His hand rested on the back of my neck, warm and grounding.
I leaned into it, which was new, the opposite of the flinch.
When he pulled back, the stuffed manatee waswedged between us, and we both looked down at it.
Benji said, “He’s chaperoning,” and I laughed, the real one, and the sound filled the cab and settled into the quiet that followed.
“Go get ready for work,” I said.
“I’m going.”
“You have two hours and thirty-seven minutes.”
“You timed it?”
I smiled. “I always time it.”
He grabbed his manatee, his giraffe keychain, the remnants of his dignity, and climbed out. At the door, he turned and waved the manatee’s flipper at me.
I shook my head.
He grinned and went inside.
I don’t know why I sat in the truck, but the photo of David caught the light.
“I went to the zoo,” I told his photo. “I called Bill and arranged the whole thing on a Post-it note.

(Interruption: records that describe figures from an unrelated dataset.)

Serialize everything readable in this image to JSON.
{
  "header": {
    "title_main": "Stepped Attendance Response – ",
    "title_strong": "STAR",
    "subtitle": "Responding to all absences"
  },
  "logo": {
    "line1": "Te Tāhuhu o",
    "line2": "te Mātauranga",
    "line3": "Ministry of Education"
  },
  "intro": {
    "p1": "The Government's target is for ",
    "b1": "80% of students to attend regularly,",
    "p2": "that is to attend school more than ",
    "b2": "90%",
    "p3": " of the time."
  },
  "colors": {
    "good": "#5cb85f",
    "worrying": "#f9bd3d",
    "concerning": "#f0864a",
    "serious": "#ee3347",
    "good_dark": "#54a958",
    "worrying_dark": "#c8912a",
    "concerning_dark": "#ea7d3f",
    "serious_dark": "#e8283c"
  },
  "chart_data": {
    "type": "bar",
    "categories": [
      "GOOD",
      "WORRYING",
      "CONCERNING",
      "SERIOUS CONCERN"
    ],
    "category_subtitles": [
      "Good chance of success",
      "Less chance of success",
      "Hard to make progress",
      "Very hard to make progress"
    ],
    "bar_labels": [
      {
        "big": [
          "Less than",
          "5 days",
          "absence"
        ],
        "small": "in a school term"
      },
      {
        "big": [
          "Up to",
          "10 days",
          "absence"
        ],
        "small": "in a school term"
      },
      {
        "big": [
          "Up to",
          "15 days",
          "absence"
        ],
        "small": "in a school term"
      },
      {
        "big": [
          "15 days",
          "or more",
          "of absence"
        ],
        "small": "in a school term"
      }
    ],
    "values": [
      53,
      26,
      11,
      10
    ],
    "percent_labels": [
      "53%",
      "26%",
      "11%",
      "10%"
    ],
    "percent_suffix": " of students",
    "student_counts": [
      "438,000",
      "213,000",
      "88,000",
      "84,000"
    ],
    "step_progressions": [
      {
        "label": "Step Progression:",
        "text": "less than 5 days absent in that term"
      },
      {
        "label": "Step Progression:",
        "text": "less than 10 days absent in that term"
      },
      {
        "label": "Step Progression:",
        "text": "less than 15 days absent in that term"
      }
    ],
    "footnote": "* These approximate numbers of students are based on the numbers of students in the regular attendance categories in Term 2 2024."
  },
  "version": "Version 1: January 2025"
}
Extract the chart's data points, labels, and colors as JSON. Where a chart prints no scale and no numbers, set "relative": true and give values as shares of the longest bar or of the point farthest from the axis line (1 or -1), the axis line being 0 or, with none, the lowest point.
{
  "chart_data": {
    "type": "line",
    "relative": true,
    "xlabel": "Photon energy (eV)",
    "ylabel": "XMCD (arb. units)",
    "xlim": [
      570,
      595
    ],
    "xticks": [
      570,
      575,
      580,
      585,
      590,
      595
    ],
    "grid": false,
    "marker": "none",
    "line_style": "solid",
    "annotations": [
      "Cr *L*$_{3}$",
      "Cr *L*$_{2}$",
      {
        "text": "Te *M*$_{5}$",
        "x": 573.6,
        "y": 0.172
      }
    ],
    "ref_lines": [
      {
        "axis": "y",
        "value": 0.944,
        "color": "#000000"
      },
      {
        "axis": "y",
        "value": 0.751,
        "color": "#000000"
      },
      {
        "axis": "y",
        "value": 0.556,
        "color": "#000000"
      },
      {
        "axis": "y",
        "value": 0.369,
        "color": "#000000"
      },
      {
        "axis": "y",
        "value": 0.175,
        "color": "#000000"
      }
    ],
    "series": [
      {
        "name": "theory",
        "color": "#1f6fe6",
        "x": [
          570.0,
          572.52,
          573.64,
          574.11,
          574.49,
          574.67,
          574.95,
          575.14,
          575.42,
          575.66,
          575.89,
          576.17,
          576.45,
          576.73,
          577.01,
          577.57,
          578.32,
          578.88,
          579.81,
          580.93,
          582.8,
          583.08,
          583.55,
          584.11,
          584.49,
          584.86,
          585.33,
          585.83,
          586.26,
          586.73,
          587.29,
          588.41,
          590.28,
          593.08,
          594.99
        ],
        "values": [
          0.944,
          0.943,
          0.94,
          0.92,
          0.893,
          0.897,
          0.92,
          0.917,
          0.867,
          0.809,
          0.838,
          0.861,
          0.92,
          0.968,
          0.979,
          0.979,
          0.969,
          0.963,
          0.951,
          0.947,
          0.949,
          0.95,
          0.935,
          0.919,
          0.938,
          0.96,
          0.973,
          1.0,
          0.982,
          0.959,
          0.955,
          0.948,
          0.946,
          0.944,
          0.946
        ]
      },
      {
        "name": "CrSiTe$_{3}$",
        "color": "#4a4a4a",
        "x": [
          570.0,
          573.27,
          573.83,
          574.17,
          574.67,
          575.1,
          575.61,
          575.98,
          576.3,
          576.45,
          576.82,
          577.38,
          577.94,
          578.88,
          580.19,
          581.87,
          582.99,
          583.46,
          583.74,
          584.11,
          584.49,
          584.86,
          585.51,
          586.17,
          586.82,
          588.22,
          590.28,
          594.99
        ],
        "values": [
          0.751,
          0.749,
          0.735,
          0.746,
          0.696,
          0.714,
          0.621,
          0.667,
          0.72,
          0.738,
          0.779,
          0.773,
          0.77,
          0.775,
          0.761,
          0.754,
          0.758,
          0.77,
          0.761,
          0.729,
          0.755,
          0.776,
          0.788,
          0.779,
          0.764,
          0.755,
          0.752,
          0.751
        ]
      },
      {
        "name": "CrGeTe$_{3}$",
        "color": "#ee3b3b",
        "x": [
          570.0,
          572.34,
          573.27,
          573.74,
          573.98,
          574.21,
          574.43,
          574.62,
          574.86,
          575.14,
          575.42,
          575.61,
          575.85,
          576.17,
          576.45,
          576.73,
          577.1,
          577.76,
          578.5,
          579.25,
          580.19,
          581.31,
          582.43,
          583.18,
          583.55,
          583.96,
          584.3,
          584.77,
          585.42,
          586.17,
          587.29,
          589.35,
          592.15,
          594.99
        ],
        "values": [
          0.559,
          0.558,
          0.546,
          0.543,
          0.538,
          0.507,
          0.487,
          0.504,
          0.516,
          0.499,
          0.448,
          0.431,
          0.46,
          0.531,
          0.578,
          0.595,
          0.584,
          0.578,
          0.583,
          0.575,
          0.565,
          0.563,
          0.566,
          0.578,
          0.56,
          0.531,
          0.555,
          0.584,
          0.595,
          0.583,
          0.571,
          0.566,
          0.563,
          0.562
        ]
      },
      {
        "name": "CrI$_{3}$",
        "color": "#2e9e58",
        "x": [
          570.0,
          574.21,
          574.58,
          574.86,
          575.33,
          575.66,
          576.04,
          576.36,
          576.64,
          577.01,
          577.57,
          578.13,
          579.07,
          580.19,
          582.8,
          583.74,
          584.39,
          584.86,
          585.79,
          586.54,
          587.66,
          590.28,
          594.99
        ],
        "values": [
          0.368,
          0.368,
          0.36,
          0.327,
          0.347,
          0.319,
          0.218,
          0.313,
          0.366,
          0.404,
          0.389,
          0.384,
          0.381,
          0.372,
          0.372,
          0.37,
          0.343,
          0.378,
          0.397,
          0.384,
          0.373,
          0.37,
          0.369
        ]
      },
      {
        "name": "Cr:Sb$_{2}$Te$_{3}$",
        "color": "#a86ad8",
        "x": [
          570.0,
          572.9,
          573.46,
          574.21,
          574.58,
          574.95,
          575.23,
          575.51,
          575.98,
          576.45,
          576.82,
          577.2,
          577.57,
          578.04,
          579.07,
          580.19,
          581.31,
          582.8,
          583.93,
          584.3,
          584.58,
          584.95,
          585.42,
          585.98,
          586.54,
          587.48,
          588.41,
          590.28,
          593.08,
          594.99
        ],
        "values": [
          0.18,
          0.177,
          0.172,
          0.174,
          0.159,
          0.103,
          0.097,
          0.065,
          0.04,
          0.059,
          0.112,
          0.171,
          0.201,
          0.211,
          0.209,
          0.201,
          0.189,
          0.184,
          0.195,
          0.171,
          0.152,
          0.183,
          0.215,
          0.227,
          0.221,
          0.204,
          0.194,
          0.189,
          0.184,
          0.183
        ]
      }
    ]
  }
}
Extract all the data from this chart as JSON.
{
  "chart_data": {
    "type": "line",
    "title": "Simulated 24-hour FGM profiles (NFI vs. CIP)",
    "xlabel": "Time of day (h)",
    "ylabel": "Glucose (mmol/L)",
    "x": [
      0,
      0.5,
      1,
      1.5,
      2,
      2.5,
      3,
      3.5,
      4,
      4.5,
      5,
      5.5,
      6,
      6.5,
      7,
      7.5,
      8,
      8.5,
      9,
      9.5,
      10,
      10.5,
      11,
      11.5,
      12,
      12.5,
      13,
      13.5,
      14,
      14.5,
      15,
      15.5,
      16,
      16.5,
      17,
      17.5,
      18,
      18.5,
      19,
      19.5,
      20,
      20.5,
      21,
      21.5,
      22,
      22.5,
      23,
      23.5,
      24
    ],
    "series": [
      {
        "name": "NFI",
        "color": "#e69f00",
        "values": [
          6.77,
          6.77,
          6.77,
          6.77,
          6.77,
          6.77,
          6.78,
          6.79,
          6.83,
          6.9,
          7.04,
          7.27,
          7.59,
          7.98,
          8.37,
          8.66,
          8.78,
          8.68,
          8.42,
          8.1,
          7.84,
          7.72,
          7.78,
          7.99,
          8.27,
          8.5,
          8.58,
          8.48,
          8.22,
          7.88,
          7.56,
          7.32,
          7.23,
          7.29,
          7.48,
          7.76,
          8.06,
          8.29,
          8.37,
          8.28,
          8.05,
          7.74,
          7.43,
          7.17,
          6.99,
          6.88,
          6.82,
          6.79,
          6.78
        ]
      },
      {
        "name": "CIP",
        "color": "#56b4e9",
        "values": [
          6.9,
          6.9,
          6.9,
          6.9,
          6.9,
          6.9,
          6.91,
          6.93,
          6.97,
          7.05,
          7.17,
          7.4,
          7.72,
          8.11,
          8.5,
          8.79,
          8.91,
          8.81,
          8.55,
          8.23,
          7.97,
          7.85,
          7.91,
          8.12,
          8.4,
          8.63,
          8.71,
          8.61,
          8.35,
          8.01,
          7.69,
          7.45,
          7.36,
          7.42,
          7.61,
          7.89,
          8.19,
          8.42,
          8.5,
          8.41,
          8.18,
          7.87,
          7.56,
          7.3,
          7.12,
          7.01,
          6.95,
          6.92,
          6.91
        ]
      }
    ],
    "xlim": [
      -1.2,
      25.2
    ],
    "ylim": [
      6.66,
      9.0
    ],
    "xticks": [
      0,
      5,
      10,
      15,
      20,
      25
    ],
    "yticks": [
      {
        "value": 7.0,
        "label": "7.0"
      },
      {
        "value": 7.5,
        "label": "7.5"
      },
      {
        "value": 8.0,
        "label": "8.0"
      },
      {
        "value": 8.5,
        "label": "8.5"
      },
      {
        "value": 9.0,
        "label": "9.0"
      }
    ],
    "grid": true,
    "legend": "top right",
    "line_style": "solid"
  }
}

You would have made fun of me.”
David smiled from the photo the way he’d always smiled, with his whole face.
“I think you’d like Benji,” I said. “I think you’d like him a lot.”
I reached up and took the photo from the visor and went inside. I fed the animals, made tea, sat at my desk, and opened my laptop.
The cursor blinked from a new page, blank and waiting.
My fingers flew across the keyboard.
Chapter 25
Benji
Iwalked into Barbacks at 3:45 p.m. carrying a stuffed manatee, a giraffe keychain, and the lingering sensation of Peter Loupier’s mouth on mine.
I had absolutely no intention of telling anyone about any of it.
This resolution lasted until approximately 3:47 p.m., when Jacks looked at me from behind the bar and said, “You’re glowing.”
“I’m not glowing. I’m flushed. It’s warm outside. It’s Florida.”
“You’re glowing like a bonfire and carrying a stuffed animal.”
I looked down at the manatee, which I had brought into the bar because I’d forgotten it was in my hand. That was a testament to my current mental state, because the manatee was approximately twelve inches long and bright gray and not the kind of thing a person carried into his workplace.
“His name is Biscuit, like a cookie, not a scone. The distinction matters,” I said as I set him on the back bar beside the speed gun.
“You named a stuffed animal?”
“He’s named after a real manatee, a real manateeI touched, Jacks, with my hands. He was swimming around in a private rehabilitation room that the public doesn’t have access to because Peter called his veterinary surgeon colleague at the zoo and arranged a personal backstage tour as our first date.”